If you want to "learn" something, asking broad and general questions is not very useful (e.g. "how does access control work in Windows?").

It is usually much better to start general in order to delimit the overall scenario and then be very specific:

  1. Start with something like "I want to understand Linux administration", or "I am a Windows user", "I am a Python programmer; I want to write a script that operates on Pandas dataframes", etc.
  2. Then, make a very specific question. For example, "In Windows, how can I list all users of a given group from the command line?"

Of course, always keep in mind that there is no guarantee that the answer will be correct.

I have occasionally provided a link to brief explanations provided by ChatGPT/Bard on specific topics, for ease of reading.
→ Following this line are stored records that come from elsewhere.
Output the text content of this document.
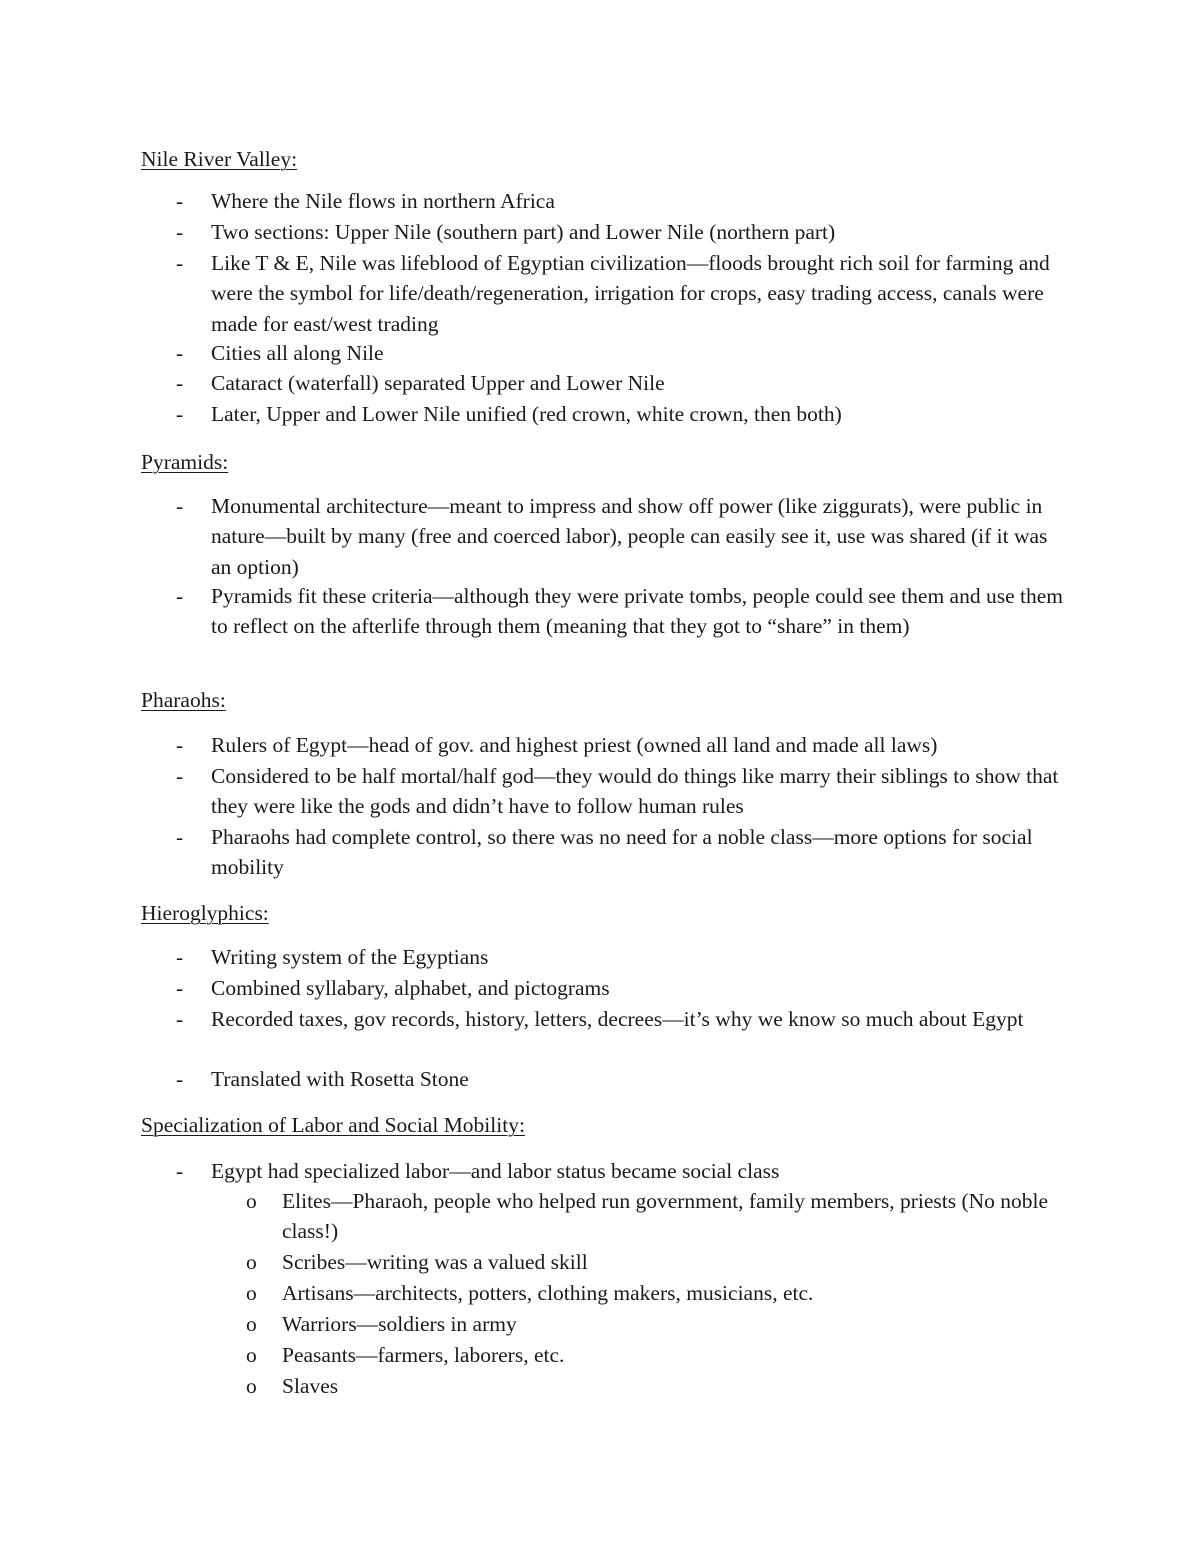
Nile River Valley:
-	Where the Nile flows in northern Africa
-	Two sections: Upper Nile (southern part) and Lower Nile (northern part)
-	Like T & E, Nile was lifeblood of Egyptian civilization—floods brought rich soil for farming and were the symbol for life/death/regeneration, irrigation for crops, easy trading access, canals were made for east/west trading
-	Cities all along Nile
-	Cataract (waterfall) separated Upper and Lower Nile
-	Later, Upper and Lower Nile unified (red crown, white crown, then both)
Pyramids:
-	Monumental architecture—meant to impress and show off power (like ziggurats), were public in nature—built by many (free and coerced labor), people can easily see it, use was shared (if it was an option)
-	Pyramids fit these criteria—although they were private tombs, people could see them and use them to reflect on the afterlife through them (meaning that they got to “share” in them)
Pharaohs:
-	Rulers of Egypt—head of gov. and highest priest (owned all land and made all laws)
-	Considered to be half mortal/half god—they would do things like marry their siblings to show that they were like the gods and didn’t have to follow human rules
-	Pharaohs had complete control, so there was no need for a noble class—more options for social mobility
Hieroglyphics:
-	Writing system of the Egyptians
-	Combined syllabary, alphabet, and pictograms
-	Recorded taxes, gov records, history, letters, decrees—it’s why we know so much about Egypt
-	Translated with Rosetta Stone
Specialization of Labor and Social Mobility:
-	Egypt had specialized labor—and labor status became social class
o	Elites—Pharaoh, people who helped run government, family members, priests (No noble class!)
o	Scribes—writing was a valued skill
o	Artisans—architects, potters, clothing makers, musicians, etc.
o	Warriors—soldiers in army
o	Peasants—farmers, laborers, etc.
o	Slaves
As just pointed out, there is no guarantee that those explanations are correct: take them just as hints.

"How can I write better?"

Many web-based tools exist that are internally based on technologies "similar" to those that power ChatGPT (DeepL Write, Grammarly, ...).
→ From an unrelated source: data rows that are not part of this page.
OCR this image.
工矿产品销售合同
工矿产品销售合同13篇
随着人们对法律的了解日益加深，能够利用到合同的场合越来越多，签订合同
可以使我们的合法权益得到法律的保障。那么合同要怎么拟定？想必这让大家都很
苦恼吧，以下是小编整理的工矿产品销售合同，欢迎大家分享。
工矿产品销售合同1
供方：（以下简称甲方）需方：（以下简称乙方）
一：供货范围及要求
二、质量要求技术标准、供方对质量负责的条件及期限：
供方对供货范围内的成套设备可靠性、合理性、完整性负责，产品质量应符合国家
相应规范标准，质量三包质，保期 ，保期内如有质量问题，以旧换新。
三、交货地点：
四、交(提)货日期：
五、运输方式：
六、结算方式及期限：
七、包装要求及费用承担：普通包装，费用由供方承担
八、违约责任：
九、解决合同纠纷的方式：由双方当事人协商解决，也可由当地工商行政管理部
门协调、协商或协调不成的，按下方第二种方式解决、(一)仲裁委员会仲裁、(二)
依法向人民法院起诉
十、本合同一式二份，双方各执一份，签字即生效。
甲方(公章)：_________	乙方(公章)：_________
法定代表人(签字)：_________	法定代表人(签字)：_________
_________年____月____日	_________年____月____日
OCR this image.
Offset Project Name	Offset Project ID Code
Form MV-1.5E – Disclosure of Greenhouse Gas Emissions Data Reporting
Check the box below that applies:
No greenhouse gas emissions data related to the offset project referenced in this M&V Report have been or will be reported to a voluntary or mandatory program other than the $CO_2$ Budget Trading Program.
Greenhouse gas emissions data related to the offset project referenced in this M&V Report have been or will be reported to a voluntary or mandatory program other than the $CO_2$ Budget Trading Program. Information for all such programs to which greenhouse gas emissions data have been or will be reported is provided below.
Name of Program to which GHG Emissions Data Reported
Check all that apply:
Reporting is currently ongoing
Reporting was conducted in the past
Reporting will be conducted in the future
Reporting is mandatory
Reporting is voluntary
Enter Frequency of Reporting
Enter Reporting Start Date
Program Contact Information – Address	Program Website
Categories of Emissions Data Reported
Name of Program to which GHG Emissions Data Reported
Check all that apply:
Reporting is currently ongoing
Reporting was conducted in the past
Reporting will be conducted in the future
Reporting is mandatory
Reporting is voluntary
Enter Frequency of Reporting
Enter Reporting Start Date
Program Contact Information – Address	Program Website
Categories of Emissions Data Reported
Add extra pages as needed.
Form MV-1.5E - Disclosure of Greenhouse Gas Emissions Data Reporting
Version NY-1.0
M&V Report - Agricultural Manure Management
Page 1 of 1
You type a sentence and get a "polished" version of that sentence, (usually) grammatically correct and easier to read.

As usual, there is no guarantee that the answer will be correct, i.e. always check the meaning of the suggested sentence; sometimes it may be slightly different from what you actually mean.

You should definitely start using these tools (e.g. to improve your report).

"Can I ask ChatGPT to write my report?"

The short answer is yes.

The long answer is much more nuanced. It is very likely that:

  • You will need to use ChatGPT a lot in your future career.
  • Using ChatGPT will increase your productivity;
  • Your productivity will depend on how good you become at using ChatGPT effectively and, in particular, at

    • understanding its limitations;
    • identifying and correcting its inevitable errors.

However, you will always remain fully responsible for what you deliver.

If you deliver something correct more quickly and efficiently, fine. If you deliver something wrong, it will be your fault.

Having said that, I and my colleagues in Computer Engineering at UniTrieste have agreed to adopt the following policy in all our courses:

In any type of content produced by the student for admission to or participation in an exam (projects, reports, exercises, tests), the use of Large Language Model tools (such as ChatGPT and the like) must be explicitly declared. This requirement must be met even in the case of partial use.

Regardless of the method of assessment, the teacher reserves the right to further investigate the student's actual contribution with an oral exam for any type of content produced.